Currently, NASA is asking for public assistance for their astrobiology program, or they were up until the current government shutdown, and in particular, asking for suggestions as to where their program should be going. I think this is an extremely enlightened view, and I hope they receive plenty of good suggestions and take some of them up. This is a little different from the average way science gets funded, in which academic scientists put in applications for funds to pursue what they think is original. This is supposed to permit the uncovering of "great new advances", and in some areas, perhaps it does, but I rather suspect the most common outcome is to support what Rutherford dismissively called, "stamp collecting". You get a lot of publications, a lot of data, but there is no coherent approach towards answering "big questions". That, I think, is a strength of the NASA approach, and I hope other organizations take this up. For example, if we wish to address climate change, what questions do we really want to have answered? What we tend to get is, "Fund me to set up more data gathering," from those too uninspired to come up with something more incisive. We do not need more data to set the parameters so that current models better represent what we see; we need better models that will represent what will happen if we do or do not do X.
 
So what are the good questions for NASA to address? Obviously there are a very large number of them, but in my view, regarding biogenesis, I think there are some very important ones. Perhaps one of the most important one that has been pursued so far is how do the planets get their water, because if we want life on other planets, they have to have water. The water on the rocky planets is often thought to come from chondrites, as a "late veneer" on the planet. Now, one of the peculiarities of this explanation is that, as I argued in my ebook, Planetary Formation and Biogenesis, this explanation has serious problems. The first is, only a special class of chondrites contains volatiles; the bulk of the bodies from the asteroid belt do not.

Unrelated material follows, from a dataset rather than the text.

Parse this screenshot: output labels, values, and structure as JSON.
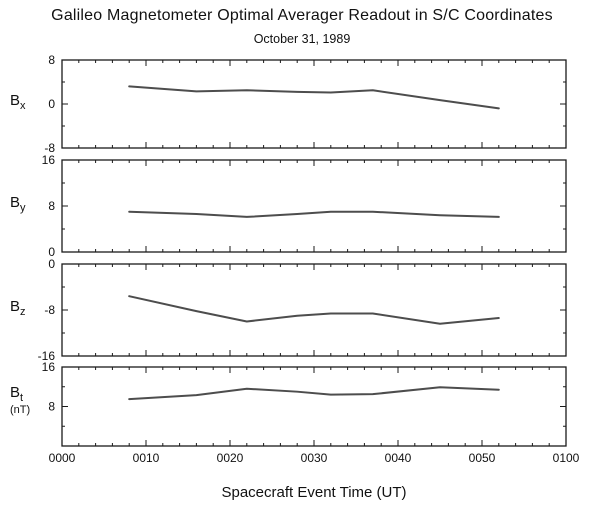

Further, the isotopes of the heavier elements are different from Earth, the ratios of different volatiles do not correspond to anything we see here or on the other planets, so why is such an explanation persisted with? The short answer is, for most there is no alternative.
 
My alternative is simple: the planets started accreting through chemical processes. Only solids could be accreted in reasonable amounts this close to the star, unless the body got big enough to hold gravitationally gases from the accretion disk. Water can be held as metal and silicon hydroxyl compound, the water subsequently being liberated. This, as far as I know, is the only mechanism by which the various planets can have different atmospheric compositions: different amounts of the various components were formed at different temperatures in the disk.
 
If that is correct, we would have a means of predicting whether alien planets could conceivably contain life. Accordingly, one way to pursue this would be to try to understand the high temperature chemistry of the dusts and volatiles expected to be in the accretion disk. That would involve a lot of work for which chemists alone would be suitable. Now, my question is, how many chemists have shown any interest in this NASA program? Do we always want to complain about insufficient research funds, or are we prepared to go out and do something to collect more?